Covid-19: one dead among others at the Ehpad
“If it is, he did not die from the Covid-19 but from a feeling of abandonment, which is worse than anything. We have no right to kill people like that. “ Nadya told us about her father’s death on April 5 in a Val-d’Oise nursing home. Aged 85, with Alzheimer’s disease, he was admitted in October and only survived six months.
First alert in mid-March, when the government announced the first containment measures for a Friday the following Monday. “Ehpad management then told us that we could go see him on Sunday. All the families came like us, but he couldn’t know it would be a goodbye. ” His father was quickly diagnosed as symptomatic, although without a formal test, under reinforced isolation. “But confining an Alzheimer’s is like locking up a four year old child, he doesn’t understand why!” Telephone connection attempts will be in vain: “It was never possible, we were always told that he was sleeping.”
“They have gone too far”
Nadya will once succeed in breaking through the doors of the nursing home, after threatening to reach her father’s room by climbing a ladder. “However, I had an old FFP2 mask at home, but I was asked not to put it on so as to offend the nursing assistants who only have simple masks.” On site, she notices that the door handles of the rooms have been dismantled, replaced by fire chains. “We can’t confine people like that in 10 m2, without a phone or television, it’s called kidnapping. They have gone too far, abusing vulnerable people who cannot rebel and take confinement for unwarranted punishment. However, we are in France, not in China! ”
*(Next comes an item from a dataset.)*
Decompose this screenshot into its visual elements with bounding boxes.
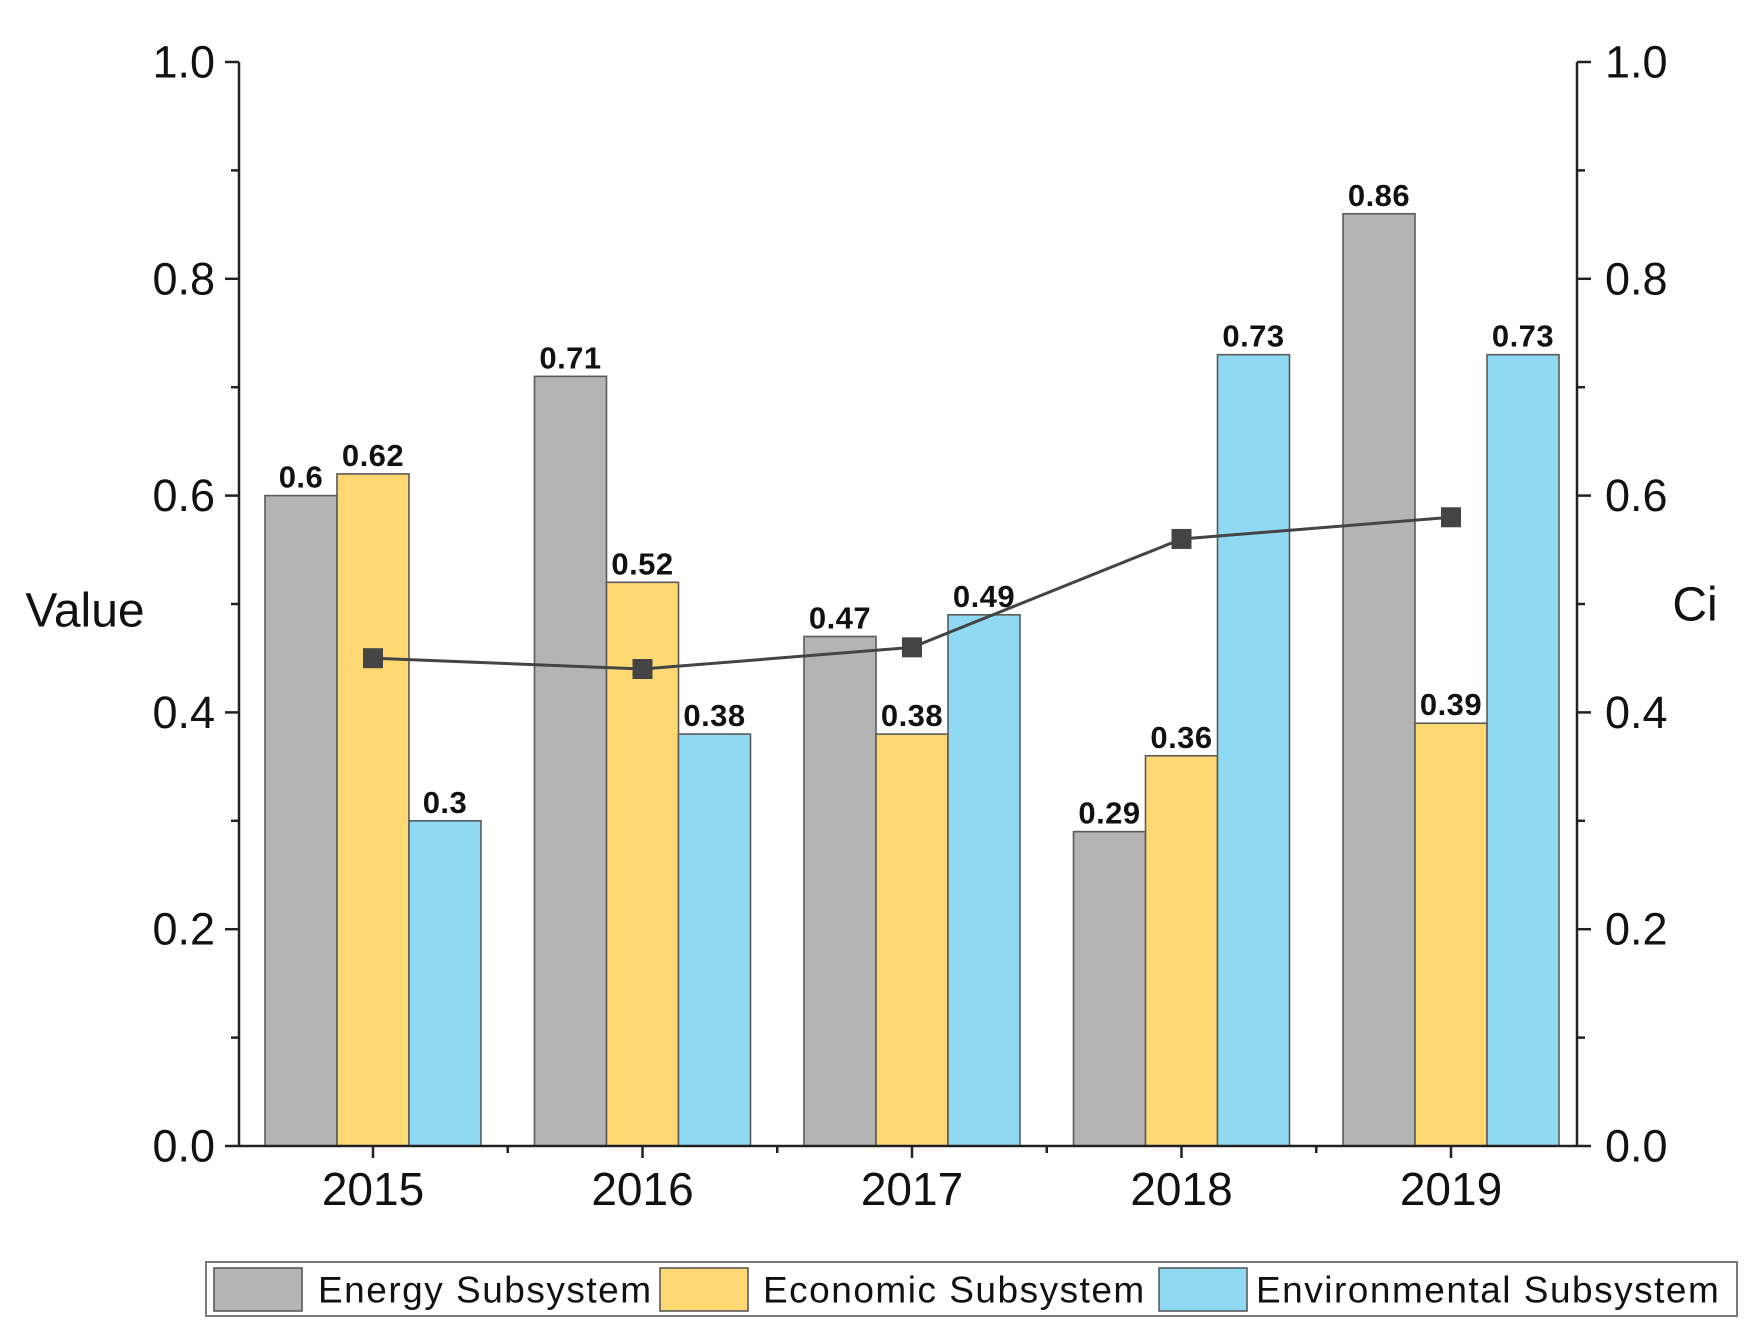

She says she has nothing against nursing home staff, nurses or caregivers doing what they can. “I saw tears in my eyes.” Reserving his rage to the direction, to the system. “For seventeen days, he went around in his room, freaking out. When I finally got to see him, he had the beard of a homeless man. We should however have the right to take them out for an hour a day, like everyone else. ”
In early April, the fever subsided, there was only a small cough: he was told that his father no longer had symptoms of the virus. Two days later, he died on the night of April 4 to 5. In the morning, Nadya was supposed to come and bring her a cell phone. “He died alone, locked up, with no one around him, feeling abandoned. It’s the hardest thing to accept in mourning. ” Hearing his daughter, the corpse would have remained two more nights in his death bed, due to lack of space in the mortuary room of the Ehpad. Then once the body finally moved, impossible to approach it: “We had to meditate in the parking lot. They treat everything like cattle. ” Except for this detail: “We were still asked to collect our belongings, but under the threat of an invoice of 80 euros per day.”
Between sadness and anger, Nadya draws this conclusion: “We have been targeting hospitals for too long, leaving the Ehpad abandoned.” She plans to file a complaint, “So that they assume”.